- The Washington Times - Tuesday, February 1, 2000

Pass the salt

Christopher Horner's mid-winter vacation is over now that the snow and ice that has gripped Washington for the past two weeks is beginning to finally melt, no doubt due to global warming.
Snowbound for the second time in a week, the counsel to the Cooler Heads Coalition of the Competitive Enterprise Institute turned on his television (before the power outage) over the weekend to watch two cartoon characters "Captain Climate," in his red cape and leotard, and "Boy Atmosphere" pester the presidential candidates across frozen New Hampshire, demanding it be made even colder.
The captain said he traveled back in time from 2050, when global warming begins to destroy the planet.
"Irony abounds here, as this dipstick traipses around in the snow and ice warning that we are dangerously heating our planet," Mr. Horner told us yesterday, after chiseling an inch of ice from his igloo, er, car window.
"That's what substituting feminist theory for the classics does to one's ability to think critically," he opined. "Maybe this flock of worriers had it right until 1978, to which time they were equally hysterical, and equally certain, that our sinful ways were rapidly bringing about 'global cooling.' "

Cooling off period

Marsha Berry, press secretary to Hillary Rodham Clinton during the first lady's most trying times in the White House, finds new challenges as vice president of communications for the Export-Import Bank far more predictable.
"It's an interesting place to be after being in politics for 20 years," the White House and Capitol Hill veteran tells this column. "While [the Export-Import Bank] is part of the federal government, it's the closest link to the private sector, so you could say I have my foot in both camps."
Including one set up in New York.
"I'm keeping my eye on her," she says of Mrs. Clinton and her uphill campaign to become the next Democratic senator of the Empire State. "She's got incredible fortitude, and when she puts her mind to something, she is extremely disciplined, which are good traits to have with nine or 10 months [of campaigning] ahead of her."
Mrs.
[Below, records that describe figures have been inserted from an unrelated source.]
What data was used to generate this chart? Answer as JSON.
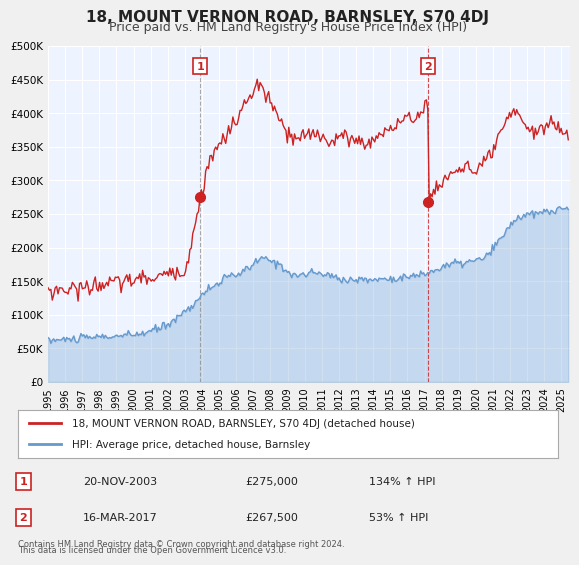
{
  "title": "18, MOUNT VERNON ROAD, BARNSLEY, S70 4DJ",
  "subtitle": "Price paid vs. HM Land Registry's House Price Index (HPI)",
  "xlabel": "",
  "ylabel": "",
  "ylim": [
    0,
    500000
  ],
  "yticks": [
    0,
    50000,
    100000,
    150000,
    200000,
    250000,
    300000,
    350000,
    400000,
    450000,
    500000
  ],
  "ytick_labels": [
    "£0",
    "£50K",
    "£100K",
    "£150K",
    "£200K",
    "£250K",
    "£300K",
    "£350K",
    "£400K",
    "£450K",
    "£500K"
  ],
  "xlim_start": 1995.0,
  "xlim_end": 2025.5,
  "xticks": [
    1995,
    1996,
    1997,
    1998,
    1999,
    2000,
    2001,
    2002,
    2003,
    2004,
    2005,
    2006,
    2007,
    2008,
    2009,
    2010,
    2011,
    2012,
    2013,
    2014,
    2015,
    2016,
    2017,
    2018,
    2019,
    2020,
    2021,
    2022,
    2023,
    2024,
    2025
  ],
  "hpi_color": "#6699cc",
  "price_color": "#cc2222",
  "sale1_x": 2003.896,
  "sale1_y": 275000,
  "sale1_label": "1",
  "sale1_date": "20-NOV-2003",
  "sale1_price": "£275,000",
  "sale1_hpi": "134% ↑ HPI",
  "sale2_x": 2017.204,
  "sale2_y": 267500,
  "sale2_label": "2",
  "sale2_date": "16-MAR-2017",
  "sale2_price": "£267,500",
  "sale2_hpi": "53% ↑ HPI",
  "legend_line1": "18, MOUNT VERNON ROAD, BARNSLEY, S70 4DJ (detached house)",
  "legend_line2": "HPI: Average price, detached house, Barnsley",
  "footer1": "Contains HM Land Registry data © Crown copyright and database right 2024.",
  "footer2": "This data is licensed under the Open Government Licence v3.0.",
  "bg_color": "#ddeeff",
  "plot_bg": "#eef4ff",
  "grid_color": "#ffffff",
  "title_fontsize": 11,
  "subtitle_fontsize": 9
}
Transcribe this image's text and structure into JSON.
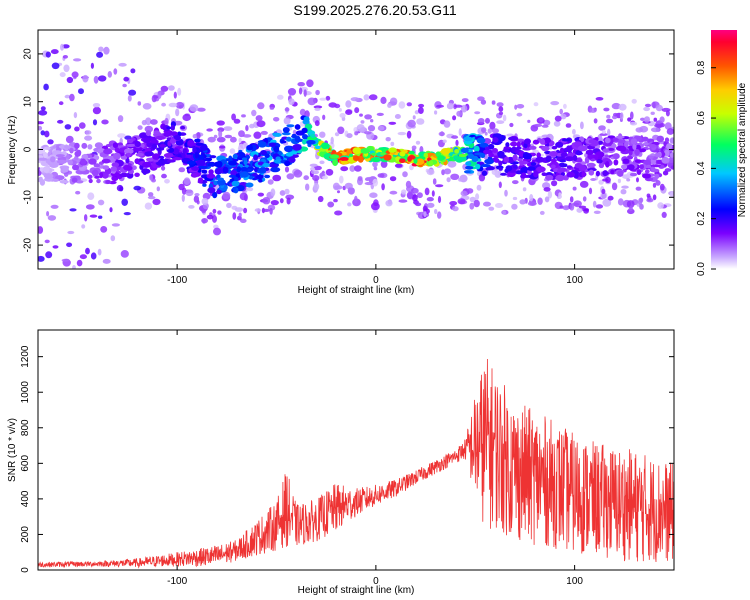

Clinton recently appointed Lissa Muscatine, her former speech writer, to replace Miss Berry.


It didn't take President Clinton long to earn an award for his blizzard of State of the Union proposals, including one to track handgun purchasers with photo IDs.
John Michael Snyder, public-affairs director of the Washington-based Citizens Committee for the Right to Keep and Bear Arms, has awarded the Civil Liberties Infringement Prize (CLIP) to Mr. Clinton.
The periodically awarded CLIP recognizes efforts to eliminate personal protection and public safety in the United States by undermining the individual Second Amendment civil right of law-abiding American citizens to keep and bear arms for the defense of life, liberty and property.
Or, as Mr. Snyder puts it, "these people are a bunch of hypocrites."
On the one hand, he says, they proclaim themselves champions of citizen empowerment, but then "work deceitfully to disempower the people, to disarm the people with incremental gun-control proposals."
"They talk about public safety, but at the same time cripple the ability of law-abiding citizens to obtain the guns they want to protect themselves and their families from violent criminals."


Peggy Noonan, speech writer to Presidents Reagan and Bush, will tell how Washington and the rest of the country has changed during the Clinton years as keynote speaker for the Claremont Institute's fourth annual Lincoln Day Colloquium and Dinner on Feb. 10.
Miss Noonan left Washington for her native New York in 1989, where she wrote the best seller, "What I Saw at the Revolution: A Political Life in the Reagan Years." She's since written "Life, Liberty and the Pursuit of Happiness," and has an upcoming work about the Republican-controlled 104th Congress.

'The Bronx'

People from all across America are weighing in about the reader of Ukrainian descent who was offended by our referring to "the Ukraine."
"After all," says one, "we say 'the United States,' 'the Netherlands,' 'the Republic of South Africa,' and a whole long list of other examples. As a citizen of this country, I am not offended, and I have yet to hear howls of indignation from 'the Dutch.' "
While Mike Reynolds, of Tarrytown, N.Y., points out: "I am a proud native of 'the Bronx.' I have never read or heard of referring to the Bronx without the 'the.' Anyway, all hail the Bronx, the only part of New York City on the mainland of the United States. America begins in the Bronx."